Davis had a long-standing feud with Battalion Chief Charles A. Gill during the late 1930s. This dispute led to litigation. Davis was temporarily relieved of his duties by Mayor Wilson. Wilson appointed Gill as Acting Chief Engineer in July 1937. Davis won the litigation and was reinstated as Chief Engineer in July 1939. On December 23, 1940, over 220 fire officers and men honored Ross B. Davis at Fire Headquarters on the 20th anniversary of his tenure as Chief Engineer of the Bureau of Fire. Davis was addressed as the “greatest fire chief in the world” during the event. Davis retired from the Bureau of Fire on January 1, 1941 at the age of sixty-eight.
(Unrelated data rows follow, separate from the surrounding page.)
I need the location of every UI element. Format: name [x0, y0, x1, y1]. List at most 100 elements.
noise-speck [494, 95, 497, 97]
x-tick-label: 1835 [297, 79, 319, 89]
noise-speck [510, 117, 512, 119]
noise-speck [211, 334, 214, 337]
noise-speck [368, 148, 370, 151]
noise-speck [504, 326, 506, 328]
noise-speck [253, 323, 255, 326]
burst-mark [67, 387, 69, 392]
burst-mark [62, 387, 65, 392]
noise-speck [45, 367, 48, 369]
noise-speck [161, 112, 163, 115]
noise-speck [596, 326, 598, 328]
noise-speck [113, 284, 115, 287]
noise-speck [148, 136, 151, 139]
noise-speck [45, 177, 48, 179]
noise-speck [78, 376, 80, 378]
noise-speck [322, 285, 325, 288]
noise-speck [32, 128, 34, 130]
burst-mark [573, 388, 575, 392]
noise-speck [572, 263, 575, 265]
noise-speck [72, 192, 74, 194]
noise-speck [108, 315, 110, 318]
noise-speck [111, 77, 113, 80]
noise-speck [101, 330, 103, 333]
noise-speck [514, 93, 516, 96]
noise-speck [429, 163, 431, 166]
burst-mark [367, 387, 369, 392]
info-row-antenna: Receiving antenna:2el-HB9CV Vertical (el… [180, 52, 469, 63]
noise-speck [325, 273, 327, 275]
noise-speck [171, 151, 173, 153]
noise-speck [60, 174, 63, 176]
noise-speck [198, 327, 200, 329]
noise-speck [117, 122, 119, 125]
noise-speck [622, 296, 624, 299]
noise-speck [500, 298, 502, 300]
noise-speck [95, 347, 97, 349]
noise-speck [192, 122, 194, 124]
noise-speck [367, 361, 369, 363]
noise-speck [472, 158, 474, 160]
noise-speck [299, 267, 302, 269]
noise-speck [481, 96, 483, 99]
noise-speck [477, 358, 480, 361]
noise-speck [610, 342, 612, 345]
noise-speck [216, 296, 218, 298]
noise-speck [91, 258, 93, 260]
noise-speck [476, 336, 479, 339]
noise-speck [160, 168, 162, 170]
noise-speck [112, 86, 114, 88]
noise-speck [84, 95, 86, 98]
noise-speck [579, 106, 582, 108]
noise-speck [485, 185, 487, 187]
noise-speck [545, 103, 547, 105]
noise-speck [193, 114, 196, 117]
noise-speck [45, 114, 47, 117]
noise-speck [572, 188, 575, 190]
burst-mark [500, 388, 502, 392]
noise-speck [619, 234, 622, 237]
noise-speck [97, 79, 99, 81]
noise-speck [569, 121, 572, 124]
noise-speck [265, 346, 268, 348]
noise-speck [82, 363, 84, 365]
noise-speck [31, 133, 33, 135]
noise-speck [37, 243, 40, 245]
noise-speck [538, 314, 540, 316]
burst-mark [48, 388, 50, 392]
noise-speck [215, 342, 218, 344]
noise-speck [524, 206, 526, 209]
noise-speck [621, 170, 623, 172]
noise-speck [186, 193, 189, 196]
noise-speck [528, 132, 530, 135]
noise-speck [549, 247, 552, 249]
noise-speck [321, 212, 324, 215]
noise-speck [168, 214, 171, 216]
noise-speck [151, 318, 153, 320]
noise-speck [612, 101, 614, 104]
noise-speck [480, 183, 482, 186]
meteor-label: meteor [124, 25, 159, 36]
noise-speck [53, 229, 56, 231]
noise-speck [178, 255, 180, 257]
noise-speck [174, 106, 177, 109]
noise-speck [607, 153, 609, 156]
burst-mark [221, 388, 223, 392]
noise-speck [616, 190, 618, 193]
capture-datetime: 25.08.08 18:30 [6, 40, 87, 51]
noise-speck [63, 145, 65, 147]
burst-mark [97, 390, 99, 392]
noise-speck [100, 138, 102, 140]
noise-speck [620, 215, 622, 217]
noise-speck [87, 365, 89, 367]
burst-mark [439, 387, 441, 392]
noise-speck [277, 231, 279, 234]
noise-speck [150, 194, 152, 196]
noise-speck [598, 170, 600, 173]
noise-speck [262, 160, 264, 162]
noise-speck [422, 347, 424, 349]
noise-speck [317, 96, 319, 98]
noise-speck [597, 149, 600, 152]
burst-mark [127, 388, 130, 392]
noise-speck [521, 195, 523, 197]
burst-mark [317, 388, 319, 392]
But he wasn’t done with the fire service. In March of 1941, Davis was chosen He was selected from a group of 7,000 applicants to be Chief Fire Marshal for the U.S. Navy. He was stationed in Washington D.C. and lived in Alexandria, Virginia during his Navy service while maintaining his home at 1507 N. 17th Street in Philadelphia. He retired from that position a few years later. He died at his home in Narberth, PA on March 11, 1946. Davis is buried in West Laurel Hill Cemetery, Bala Cynwyd, PA.